[mythtv-users] MythFrontend 0.21: What is a watch list?
John Finlay
finlay at moeraki.com
Thu Mar 13 01:10:02 UTC 2008
Brad DerManouelian wrote:
> On Mar 11, 2008, at 4:58 PM, match at ece.utah.edu wrote:
>
>
>> On 11 Mar 2008 at 14:05, Brad DerManouelian wrote:
>>
>>
>>> I have faith that the final released version of MythTV will have
>>> complete full documentation that end users will read from cover to
>>> cover. I'm of course talking about MythTV 1.0. And by "read" I mean,
>>> "ignore".
>>>
>> Nice try, Brad. I suspect you're trying to say "This is version 0.21
>> so what do
>> you expect?"
>>
>
> My point is that if dev spent 1/3 their time writing doc instead of
> coding and fixing bugs, we'd have only 2/3 of a complete system. Tons
> of people complained that 0.21 took so long to release. Imagine if
> they had to wait for dev to catch up on doc as well.
>
>
Which implies that 1/3 is what is required. My experience would suggest
that 1/50 or 1/100 is more appropriate for an open source developer who
knows what the code does and has tested it as well. I think the
cost-benefit ratio is in favor of dev docs. The overhead of open source
docs isn't high for the dev but much higher for a non-dev.
> Also, OpenSource is the only type of software development process I've
> ever seen where developers were expected to provide end-user
> documentation. The software companies I've worked for would fire any
> developer who tried to give doc to end users without going through a
> tech writer.
>
Different needs. Software companies find customers respond better to
(and will pay for products with) grammatically correct docs with no
misspelled words that have a consistent format. open source users just
want to know how to use the software and are more accepting of rougher docs.

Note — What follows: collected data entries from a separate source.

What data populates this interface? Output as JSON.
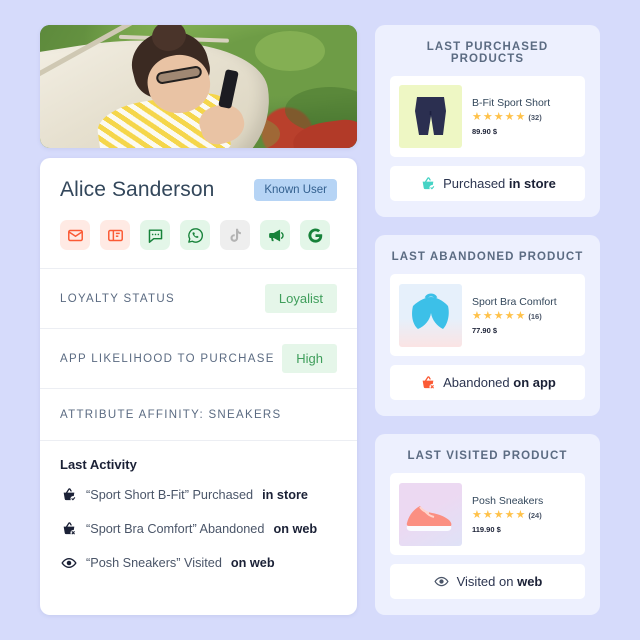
{
  "profile": {
    "name": "Alice Sanderson",
    "badge": "Known User",
    "channels": [
      {
        "name": "email-icon",
        "tone": "red"
      },
      {
        "name": "newsletter-icon",
        "tone": "red"
      },
      {
        "name": "sms-icon",
        "tone": "green"
      },
      {
        "name": "whatsapp-icon",
        "tone": "green"
      },
      {
        "name": "tiktok-icon",
        "tone": "grey"
      },
      {
        "name": "push-notification-icon",
        "tone": "green"
      },
      {
        "name": "google-icon",
        "tone": "green"
      }
    ],
    "attributes": [
      {
        "label": "Loyalty Status",
        "value": "Loyalist"
      },
      {
        "label": "App Likelihood to Purchase",
        "value": "High"
      },
      {
        "label": "Attribute Affinity: Sneakers",
        "value": ""
      }
    ],
    "activity_title": "Last Activity",
    "activity": [
      {
        "icon": "basket-check-icon",
        "text": "“Sport Short B-Fit” Purchased ",
        "strong": "in store"
      },
      {
        "icon": "basket-x-icon",
        "text": "“Sport Bra Comfort” Abandoned ",
        "strong": "on web"
      },
      {
        "icon": "eye-icon",
        "text": "“Posh Sneakers” Visited ",
        "strong": "on web"
      }
    ]
  },
  "panels": [
    {
      "title": "Last Purchased Products",
      "product": {
        "name": "B-Fit Sport Short",
        "stars": 5,
        "reviews": "(32)",
        "price": "89.90 $",
        "image": "sport-shorts"
      },
      "status": {
        "icon": "basket-check-icon",
        "text": "Purchased ",
        "strong": "in store"
      }
    },
    {
      "title": "Last Abandoned Product",
      "product": {
        "name": "Sport Bra Comfort",
        "stars": 5,
        "reviews": "(16)",
        "price": "77.90 $",
        "image": "sport-bra"
      },
      "status": {
        "icon": "basket-x-icon",
        "text": "Abandoned ",
        "strong": "on app"
      }
    },
    {
      "title": "Last Visited Product",
      "product": {
        "name": "Posh Sneakers",
        "stars": 5,
        "reviews": "(24)",
        "price": "119.90 $",
        "image": "sneakers"
      },
      "status": {
        "icon": "eye-icon",
        "text": "Visited on ",
        "strong": "web"
      }
    }
  ],
  "colors": {
    "page_bg": "#d6dbfb",
    "panel_bg": "#edf0fe",
    "badge_blue_bg": "#b6d4f5",
    "badge_blue_text": "#33608f",
    "pill_green_bg": "#e5f6e9",
    "pill_green_text": "#3f9e5b",
    "star": "#ffc24a",
    "accent_teal": "#46d3c5",
    "accent_orange": "#fb5a35"
  }
}
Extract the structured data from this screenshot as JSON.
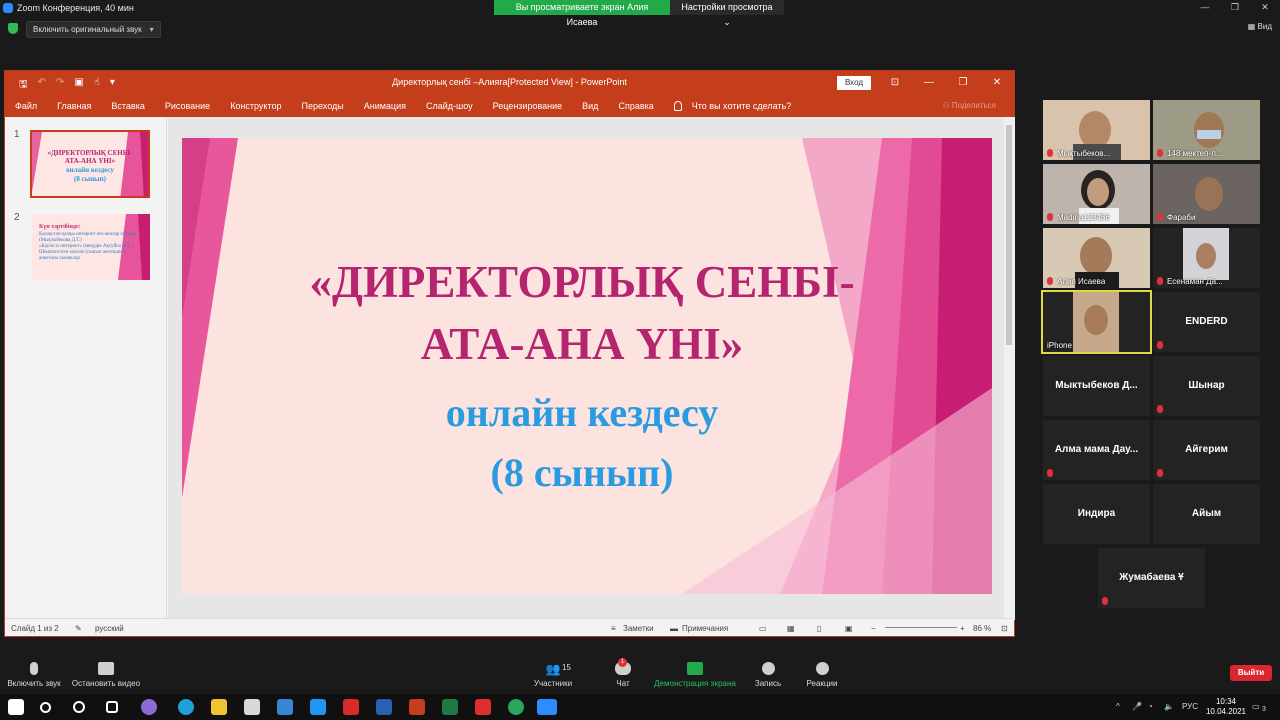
{
  "zoom": {
    "window_title": "Zoom Конференция, 40 мин",
    "share_banner": "Вы просматриваете экран Алия Исаева",
    "view_settings": "Настройки просмотра ⌄",
    "original_sound": "Включить оригинальный звук",
    "view_label": "Вид"
  },
  "ppt": {
    "title": "Директорлық сенбі –Алияга[Protected View]  -  PowerPoint",
    "login": "Вход",
    "ribbon_tabs": [
      "Файл",
      "Главная",
      "Вставка",
      "Рисование",
      "Конструктор",
      "Переходы",
      "Анимация",
      "Слайд-шоу",
      "Рецензирование",
      "Вид",
      "Справка"
    ],
    "tell_me": "Что вы хотите сделать?",
    "share": "Поделиться",
    "thumbnails": [
      {
        "num": "1",
        "line1": "«ДИРЕКТОРЛЫҚ СЕНБІ-",
        "line2": "АТА-АНА ҮНІ»",
        "line3": "онлайн кездесу",
        "line4": "(8 сынып)"
      },
      {
        "num": "2",
        "heading": "Күн тәртібінде:",
        "items": [
          "Қазақстан қалқы интернет ата-аналар ойлары (Мықтыбекова Д.Т.)",
          "«Кауіпсіз интернет» (меңдіре Ақтуйім Ж.С.)",
          "Шешімтелген мәселе (сынып жетекшісі)",
          "анкетасы сынаклар"
        ]
      }
    ],
    "slide": {
      "line1": "«ДИРЕКТОРЛЫҚ СЕНБІ-",
      "line2": "АТА-АНА ҮНІ»",
      "line3": "онлайн кездесу",
      "line4": "(8 сынып)"
    },
    "status": {
      "slide_of": "Слайд 1 из 2",
      "language": "русский",
      "notes": "Заметки",
      "comments": "Примечания",
      "zoom": "86 %"
    }
  },
  "participants": [
    {
      "name": "Мықтыбеков...",
      "video": true,
      "muted": true
    },
    {
      "name": "148 мектеп-л...",
      "video": true,
      "muted": true
    },
    {
      "name": "Madina123456",
      "video": true,
      "muted": true
    },
    {
      "name": "Фараби",
      "video": true,
      "muted": true
    },
    {
      "name": "Алия Исаева",
      "video": true,
      "muted": true
    },
    {
      "name": "Есенаман Да...",
      "video": true,
      "muted": true
    },
    {
      "name": "iPhone",
      "video": true,
      "muted": false,
      "active": true
    },
    {
      "name": "ENDERD",
      "video": false,
      "muted": true
    },
    {
      "name": "Мыктыбеков  Д...",
      "video": false,
      "muted": false
    },
    {
      "name": "Шынар",
      "video": false,
      "muted": true
    },
    {
      "name": "Алма мама Дау...",
      "video": false,
      "muted": true
    },
    {
      "name": "Айгерим",
      "video": false,
      "muted": true
    },
    {
      "name": "Индира",
      "video": false,
      "muted": false
    },
    {
      "name": "Айым",
      "video": false,
      "muted": false
    },
    {
      "name": "Жумабаева Ұ",
      "video": false,
      "muted": true
    }
  ],
  "toolbar": {
    "unmute": "Включить звук",
    "start_video": "Остановить видео",
    "participants_label": "Участники",
    "participants_count": "15",
    "chat": "Чат",
    "chat_badge": "1",
    "share": "Демонстрация экрана",
    "record": "Запись",
    "reactions": "Реакции",
    "leave": "Выйти"
  },
  "taskbar": {
    "lang": "РУС",
    "time": "10:34",
    "date": "10.04.2021",
    "notif": "3"
  },
  "colors": {
    "ppt_red": "#c43e1c",
    "slide_magenta": "#b5246e",
    "slide_blue": "#2a9be0",
    "zoom_green": "#22a94a",
    "leave_red": "#d9262f"
  }
}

That said as a new user of Mythtv I find the basic docs reasonable and
workable but clearly not sufficient given the vast array of features and
hardware variations. However things really get difficult when things
don't work and one is reduced to googling to try and find answers. So
far I find that MythTV works well about 90% of the time but the failures
in the other 10% are mysterious and difficult to solve.